Douglas em sua formatura, conseguiu para seus pais, um lugar bem na frente do enorme auditório. Foi o orador da turma e em seu discurso guardou muitas palavras para agradecer a seus mestres, a convivência com seus colegas, e apontando para seus pais, cegos, agradeceu ao sacrifício gigantesco que haviam feito para cria-lo e serem os responsáveis diretos desta sua conquista, por ele ter conseguido ser o que sempre desejou.

 Faltava ainda algo.

Após cinco anos, Douglas, também com enorme sacrifício, conseguira pagar as prestações de um bom apartamento em construção, financiamento pela Caixa, em bom bairro residencial.
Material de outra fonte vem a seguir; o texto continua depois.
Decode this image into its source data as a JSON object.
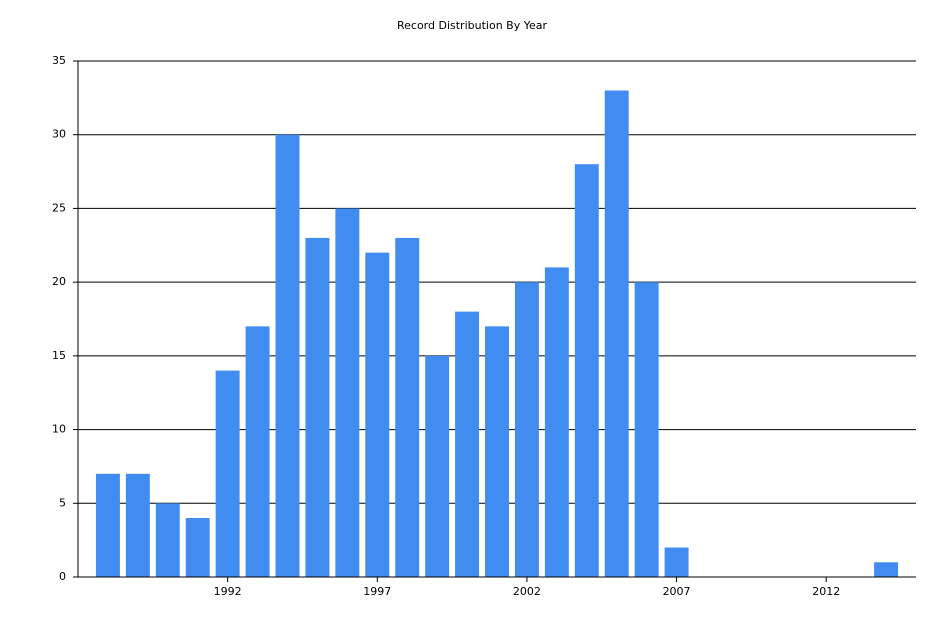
{
  "chart_data": {
    "type": "bar",
    "title": "Record Distribution By Year",
    "x": [
      1988,
      1989,
      1990,
      1991,
      1992,
      1993,
      1994,
      1995,
      1996,
      1997,
      1998,
      1999,
      2000,
      2001,
      2002,
      2003,
      2004,
      2005,
      2006,
      2007,
      2014
    ],
    "values": [
      7,
      7,
      5,
      4,
      14,
      17,
      30,
      23,
      25,
      22,
      23,
      15,
      18,
      17,
      20,
      21,
      28,
      33,
      20,
      2,
      1
    ],
    "color": "#418cf0",
    "xlim": [
      1987,
      2015
    ],
    "xticks": [
      1992,
      1997,
      2002,
      2007,
      2012
    ],
    "ylim": [
      0,
      35
    ],
    "yticks": [
      0,
      5,
      10,
      15,
      20,
      25,
      30,
      35
    ],
    "grid": true
  }
}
Após o habite-se conseguiu montá-lo em seu essencial, incluindo uma bela cama king. Guardou silêncio.

Tudo pronto, convidou seus pais para um passeio em seu carro e levou-os direto ao prédio que iriam morar. Subiram até o decimo andar, abriu a porta e introduziu-os em seu interior. Eles não entendiam nada. Enfatizou:

- Vocês estão entrando em seu apartamento novo, quase todo montado. Aqui viveremos.

Chegando ao quarto empurrou seu pai e sua mãe sobre a cama, onde rolaram e se beijaram. Douglas ficou muito feliz ao ver a satisfação de ambos.

Logo ela disse:

- Eu sou cega, mas com meus apurados sentidos, sentia ultimamente você diferente, silencioso, como se estivesse preparando algo. Foi uma situação realmente misteriosa.  Agora entendi. Não esperávamos tanto. Obrigada meu filho!